Menteri Sosial Khofifah Indar Parawansa menyatakan, menurunnya tingkat kemiskinan indeks gini dipengaruhi dari pelaksanaan Program Keluarga Harapan (PKH). Hal ini salah satunya karena jumlah Keluarga Penerima Manfaat (KPM) yang terus ditambah setiap tahunnya.

(Baca: Atasi Ketimpangan, Pemerintah Gencar Revitalisasi Pos Lintas Batas)

Khofifah menuturkan, jumlah KPM pada 2016 dan 2017 ditambah sebanyak 2,5 juta dari pada 2015 yang hanya sebesar 3,5 juta. Sehingga total KPM selama 2017 menjadi  6 juta. “Pada 2018 pemerintah akan menambahnya kembali hingga mencapai 10 juta KPM,” kata Khofifah.

Penambahan KPM itu juga menambah anggaran yang dialokasikan. Khofifah menyebut, jumlah anggaran yang dialokasikan pada 2016 dan 2017 meningkat masing-masing sebesar Rp 7,7 triliun dan Rp 11,3 triliun. Padahal, pada 2015 anggaran untuk PKH yang dialokasikan hanya sebesar Rp 6,4 triliun.

“Sementara di 2018, pemerintah kembali menaikkan hingga Rp 17,3 triliun," kata dia. (Baca juga: JK Minta Penyaluran Dana Desa Diperbaiki karena Rentan Penyelewengan)

Khofifah menyebut, efektivitas dapat dilihat dari meningkatnya kehadiran siswa pasca mendapatkan PKH. Kehadiran siswa di Sekolah Dasar meningkat menjadi 49,2%, Sekolah Menengah Pertama (SMP) meningkat 49,9%, dan Sekolah Menengah Atas (SMA) meningkat sebesar 30,9%.

“Selain itu terdapat kenaikan persentase anak yang melanjutkan ke pendidikan menengah 8,8% serta berdampak pada penurunan jumlah pekerja anak,” kata Khofifah.

Khofifah juga menyebut adanya peningkatan konsumsi per kapita di atas 10% akibat PKH. Belanja pangan untuk protein juga mengalami kenaikan sebesar 6,8%.

Dalam hal akses layanan kesehatan, jumlah ibu hamil yang memeriksakan kehamilannya di fasilitas kesehatan mengalami kenaikan signifikan sebesar 45%. Sementara, pemeriksaan kesehatan balita naik sebesar 47%.
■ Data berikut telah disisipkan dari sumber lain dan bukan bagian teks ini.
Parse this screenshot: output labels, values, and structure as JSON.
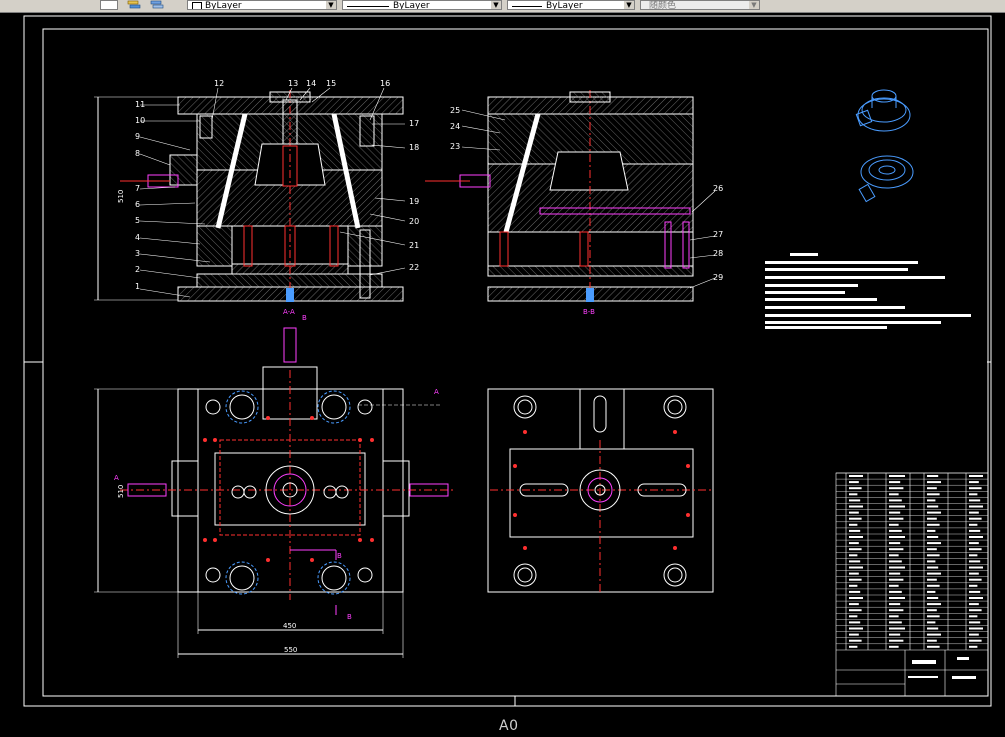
{
  "toolbar": {
    "color_combo": "ByLayer",
    "linetype_combo": "ByLayer",
    "lineweight_combo": "ByLayer",
    "plotstyle_combo": "随颜色"
  },
  "drawing": {
    "part_numbers_left": [
      "1",
      "2",
      "3",
      "4",
      "5",
      "6",
      "7",
      "8",
      "9",
      "10",
      "11"
    ],
    "part_numbers_top": [
      "12",
      "13",
      "14",
      "15",
      "16"
    ],
    "part_numbers_right": [
      "17",
      "18",
      "19",
      "20",
      "21",
      "22"
    ],
    "part_numbers_b": [
      "23",
      "24",
      "25",
      "26",
      "27",
      "28",
      "29"
    ],
    "section_label_aa": "A-A",
    "section_label_bb": "B-B",
    "cut_label_a": "A",
    "cut_label_b": "B",
    "dim_height": "510",
    "dim_height2": "510",
    "dim_width_450": "450",
    "dim_width_550": "550"
  },
  "layout_tab": "A0",
  "colors": {
    "background": "#000000",
    "line": "#ffffff",
    "centerline": "#ff2020",
    "accent_magenta": "#ff40ff",
    "accent_blue": "#4a9cff",
    "toolbar_bg": "#d4d0c8"
  }
}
“Sementara itu, dibandingkan sebelum mendapatkan PKH, juga terdapat peningkatan kelahiran di fasilitas kesehatan sebanyak 4,30%, peningkatan kelahiran dibantu tenaga medis sebanyak 6,10%, peningkatan imunisasi lengkap sebanyak 4,50%. PKH juga mendukung penurunan angka penderita kerdil berat atau stunting sebanyak 2,7%,” kata Khofifah.